In late October, a team of NASA engineers traveled to SpaceX headquarters for two days of presentations and review sessions that involved the company’s safety practices.
“The milestone is not the end of the safety discussion, it’s really the beginning,” said Jon Cowart, deputy manager of the NASA Partnership Integration Team for the agency’s Commercial Crew Program (CCP). “Because we’ve been doing this for so long, we all have a pretty good idea of what works and what doesn’t and how safety processes can be strengthened to increase our confidence in the system.”
NASA said it is working closely with SpaceX to ensure the technologies being used for both spacecraft and rocket meet the strict safety requirements that come with flying in space.
“We greatly appreciate NASA’s support and feedback throughout this process,” said Garrett Reisman, commercial crew project manager at SpaceX and a former astronaut. “Together we are taking all the necessary steps to make Dragon the safest, most reliable spacecraft ever flown.”
While the private space company has already flown cargo missions to the International Space Station using its Dragon spacecraft and Falcon 9 rocket, those vehicles did not transport astronauts. The system is scheduled to take crews up to the ISS within the next four years.

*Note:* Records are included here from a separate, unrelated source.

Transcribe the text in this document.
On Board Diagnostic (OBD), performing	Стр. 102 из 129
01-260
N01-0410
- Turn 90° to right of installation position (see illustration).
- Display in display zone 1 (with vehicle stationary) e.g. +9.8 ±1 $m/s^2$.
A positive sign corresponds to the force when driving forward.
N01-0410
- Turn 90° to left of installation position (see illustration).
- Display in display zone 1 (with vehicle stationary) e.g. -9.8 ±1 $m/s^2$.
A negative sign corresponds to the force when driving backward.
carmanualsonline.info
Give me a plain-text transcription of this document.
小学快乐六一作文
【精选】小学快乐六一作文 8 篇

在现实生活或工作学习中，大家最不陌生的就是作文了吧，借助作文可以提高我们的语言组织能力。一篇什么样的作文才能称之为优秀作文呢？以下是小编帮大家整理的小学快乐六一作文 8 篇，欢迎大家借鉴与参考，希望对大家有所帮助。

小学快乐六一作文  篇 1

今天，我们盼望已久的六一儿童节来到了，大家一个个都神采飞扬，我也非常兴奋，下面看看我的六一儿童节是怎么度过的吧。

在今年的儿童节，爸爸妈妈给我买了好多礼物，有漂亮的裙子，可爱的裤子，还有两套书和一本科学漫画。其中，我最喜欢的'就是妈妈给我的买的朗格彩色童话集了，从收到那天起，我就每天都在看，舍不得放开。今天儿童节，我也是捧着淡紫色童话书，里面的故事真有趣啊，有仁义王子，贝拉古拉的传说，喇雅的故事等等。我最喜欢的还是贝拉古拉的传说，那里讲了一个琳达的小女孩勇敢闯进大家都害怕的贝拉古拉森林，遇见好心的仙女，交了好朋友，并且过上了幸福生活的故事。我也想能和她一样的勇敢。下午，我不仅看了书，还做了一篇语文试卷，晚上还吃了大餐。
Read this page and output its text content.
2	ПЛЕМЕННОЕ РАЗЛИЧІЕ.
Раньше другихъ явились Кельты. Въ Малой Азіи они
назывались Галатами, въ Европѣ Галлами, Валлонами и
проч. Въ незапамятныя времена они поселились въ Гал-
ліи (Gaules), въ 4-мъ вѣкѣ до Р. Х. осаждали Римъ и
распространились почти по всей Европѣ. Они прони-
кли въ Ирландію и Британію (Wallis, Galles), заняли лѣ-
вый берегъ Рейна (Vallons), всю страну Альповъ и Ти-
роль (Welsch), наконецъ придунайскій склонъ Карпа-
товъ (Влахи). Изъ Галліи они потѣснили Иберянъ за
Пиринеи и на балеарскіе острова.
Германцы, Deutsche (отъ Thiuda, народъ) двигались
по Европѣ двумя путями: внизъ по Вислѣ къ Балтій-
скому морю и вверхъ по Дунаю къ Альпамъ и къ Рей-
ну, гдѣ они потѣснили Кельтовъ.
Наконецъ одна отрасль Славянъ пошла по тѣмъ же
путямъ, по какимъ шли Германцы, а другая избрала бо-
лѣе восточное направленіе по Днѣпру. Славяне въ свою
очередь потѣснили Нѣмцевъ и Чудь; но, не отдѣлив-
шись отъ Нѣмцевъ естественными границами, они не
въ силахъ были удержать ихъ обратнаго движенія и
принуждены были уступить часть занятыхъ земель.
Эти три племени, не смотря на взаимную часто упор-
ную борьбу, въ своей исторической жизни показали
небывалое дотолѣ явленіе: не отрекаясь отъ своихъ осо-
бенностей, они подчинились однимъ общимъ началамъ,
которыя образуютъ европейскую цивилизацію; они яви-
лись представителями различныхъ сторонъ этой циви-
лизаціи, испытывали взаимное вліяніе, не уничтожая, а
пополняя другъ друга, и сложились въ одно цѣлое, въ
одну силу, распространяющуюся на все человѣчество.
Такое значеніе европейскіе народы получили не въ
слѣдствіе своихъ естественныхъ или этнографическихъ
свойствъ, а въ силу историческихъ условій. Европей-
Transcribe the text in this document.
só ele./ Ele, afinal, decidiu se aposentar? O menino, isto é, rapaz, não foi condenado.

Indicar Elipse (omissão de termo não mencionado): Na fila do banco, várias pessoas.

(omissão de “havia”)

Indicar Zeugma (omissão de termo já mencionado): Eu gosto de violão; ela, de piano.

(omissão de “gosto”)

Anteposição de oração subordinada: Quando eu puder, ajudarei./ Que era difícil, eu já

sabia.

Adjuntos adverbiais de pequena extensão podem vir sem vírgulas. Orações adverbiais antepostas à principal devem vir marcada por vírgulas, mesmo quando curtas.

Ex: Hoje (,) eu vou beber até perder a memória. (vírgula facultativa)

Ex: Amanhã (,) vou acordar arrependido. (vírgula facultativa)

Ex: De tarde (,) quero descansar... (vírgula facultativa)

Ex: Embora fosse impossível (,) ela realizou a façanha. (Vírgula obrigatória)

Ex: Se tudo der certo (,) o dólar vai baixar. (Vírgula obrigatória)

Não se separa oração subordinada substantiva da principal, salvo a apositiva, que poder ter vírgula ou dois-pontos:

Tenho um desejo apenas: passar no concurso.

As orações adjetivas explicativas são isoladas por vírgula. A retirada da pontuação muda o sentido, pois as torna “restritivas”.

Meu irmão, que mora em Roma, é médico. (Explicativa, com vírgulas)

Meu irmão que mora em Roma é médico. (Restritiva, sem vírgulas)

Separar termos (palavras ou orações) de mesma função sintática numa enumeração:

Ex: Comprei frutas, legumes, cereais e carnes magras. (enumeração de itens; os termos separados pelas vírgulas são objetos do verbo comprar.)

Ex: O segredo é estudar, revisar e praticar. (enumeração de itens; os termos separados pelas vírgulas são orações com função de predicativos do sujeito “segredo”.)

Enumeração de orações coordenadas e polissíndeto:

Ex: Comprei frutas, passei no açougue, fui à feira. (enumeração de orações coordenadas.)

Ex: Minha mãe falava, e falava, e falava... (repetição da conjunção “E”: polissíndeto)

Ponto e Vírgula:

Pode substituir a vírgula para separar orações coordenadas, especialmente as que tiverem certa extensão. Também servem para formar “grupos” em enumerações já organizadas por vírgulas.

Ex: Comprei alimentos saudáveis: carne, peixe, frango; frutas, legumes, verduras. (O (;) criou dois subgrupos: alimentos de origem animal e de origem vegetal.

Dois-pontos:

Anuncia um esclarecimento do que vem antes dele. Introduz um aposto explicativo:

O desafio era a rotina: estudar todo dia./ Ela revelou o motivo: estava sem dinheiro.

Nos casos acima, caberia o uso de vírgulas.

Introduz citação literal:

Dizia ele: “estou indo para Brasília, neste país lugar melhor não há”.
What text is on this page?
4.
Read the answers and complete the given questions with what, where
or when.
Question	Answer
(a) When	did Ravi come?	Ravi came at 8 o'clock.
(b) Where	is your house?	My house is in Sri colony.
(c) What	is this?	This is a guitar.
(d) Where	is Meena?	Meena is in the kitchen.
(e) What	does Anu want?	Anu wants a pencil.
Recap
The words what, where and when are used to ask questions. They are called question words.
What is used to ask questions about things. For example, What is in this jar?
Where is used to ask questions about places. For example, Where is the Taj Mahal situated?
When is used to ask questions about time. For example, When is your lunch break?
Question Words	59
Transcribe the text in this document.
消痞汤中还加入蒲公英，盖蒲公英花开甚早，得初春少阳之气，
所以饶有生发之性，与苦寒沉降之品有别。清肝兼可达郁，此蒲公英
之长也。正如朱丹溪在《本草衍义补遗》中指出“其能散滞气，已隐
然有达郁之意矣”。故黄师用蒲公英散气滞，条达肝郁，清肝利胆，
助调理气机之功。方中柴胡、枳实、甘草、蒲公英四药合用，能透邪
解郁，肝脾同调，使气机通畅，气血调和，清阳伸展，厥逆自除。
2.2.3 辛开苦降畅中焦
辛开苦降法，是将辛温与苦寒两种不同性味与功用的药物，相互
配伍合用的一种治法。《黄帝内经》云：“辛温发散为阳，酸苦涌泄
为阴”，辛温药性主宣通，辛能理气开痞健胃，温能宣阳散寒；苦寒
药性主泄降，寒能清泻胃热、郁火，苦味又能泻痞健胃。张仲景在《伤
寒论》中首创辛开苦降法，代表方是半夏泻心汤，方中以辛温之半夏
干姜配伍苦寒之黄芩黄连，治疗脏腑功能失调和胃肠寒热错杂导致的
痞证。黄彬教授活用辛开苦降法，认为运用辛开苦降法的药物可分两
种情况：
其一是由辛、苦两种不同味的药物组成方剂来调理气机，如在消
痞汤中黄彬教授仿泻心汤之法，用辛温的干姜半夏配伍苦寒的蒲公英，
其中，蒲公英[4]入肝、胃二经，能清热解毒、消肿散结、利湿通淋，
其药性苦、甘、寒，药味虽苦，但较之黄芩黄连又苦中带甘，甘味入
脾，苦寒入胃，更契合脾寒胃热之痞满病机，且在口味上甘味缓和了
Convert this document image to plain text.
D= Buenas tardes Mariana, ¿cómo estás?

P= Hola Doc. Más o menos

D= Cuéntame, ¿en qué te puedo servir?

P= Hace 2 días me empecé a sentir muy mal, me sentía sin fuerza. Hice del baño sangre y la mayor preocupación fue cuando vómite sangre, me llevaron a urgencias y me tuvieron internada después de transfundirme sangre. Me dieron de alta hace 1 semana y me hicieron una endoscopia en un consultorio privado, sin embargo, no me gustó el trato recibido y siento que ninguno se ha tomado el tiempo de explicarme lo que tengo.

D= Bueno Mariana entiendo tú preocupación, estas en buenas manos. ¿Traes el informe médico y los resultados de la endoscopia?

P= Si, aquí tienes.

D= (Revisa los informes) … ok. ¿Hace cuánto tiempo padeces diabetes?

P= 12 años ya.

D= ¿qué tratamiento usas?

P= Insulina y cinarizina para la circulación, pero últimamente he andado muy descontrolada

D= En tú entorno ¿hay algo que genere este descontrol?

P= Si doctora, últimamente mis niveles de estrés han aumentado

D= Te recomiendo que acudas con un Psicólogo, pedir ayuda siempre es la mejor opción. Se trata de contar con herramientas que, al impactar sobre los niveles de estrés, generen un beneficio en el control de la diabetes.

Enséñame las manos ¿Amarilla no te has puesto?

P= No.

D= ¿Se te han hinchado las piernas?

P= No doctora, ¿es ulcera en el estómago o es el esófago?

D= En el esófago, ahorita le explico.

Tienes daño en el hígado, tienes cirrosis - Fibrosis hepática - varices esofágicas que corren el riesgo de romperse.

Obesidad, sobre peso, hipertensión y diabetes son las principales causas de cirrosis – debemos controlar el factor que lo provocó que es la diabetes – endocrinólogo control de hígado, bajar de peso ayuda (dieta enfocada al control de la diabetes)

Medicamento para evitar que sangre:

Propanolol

The review came just before the first SpaceX launch of a commercial communications satellite later this month. SpaceX President and Chief Operations Officer Gwynne Shotwell announced on Wednesday the launch would be pushed back to Nov. 25 from Nov. 22.
“We wanted a little bit more time to make sure the launch site was ready for us, and we wanted to give the [launch vehicle] crew a little more rest,” Shotwell said during a recent press conference.
The satellite will be launched aboard the Falcon 9 v1.1 rocket, the latest version of the nine-engine Falcon 9 rocket. The rocket debuted on Sept. 29 at Vandenberg Air Force Base in California when it launched a weather satellite for the Canadian Space Agency. During the launch, the rocket’s upper stage failed to reignite — something it will have to achieve for the upcoming November launch.
Shotwell said the company is currently working on the Falcon 9 that will launch Thailand’s Thaicom 6 communications satellite.
“The elements [of Falcon 9] are ready and we’re going to start shipping them to the Cape right after a static fire test on Nov. 19,” Shotwell said. “And we will continue to hold the Thaicom 6 launch date of Dec. 20.”
NASA is currently prepping for the launch of its Mars Atmosphere and Volatile Evolution (MAVEN) mission, which is scheduled to take place on Monday.The mission will scan high above the Martian surface for patterns of electrons that could explain why the Red Planet is losing its atmosphere.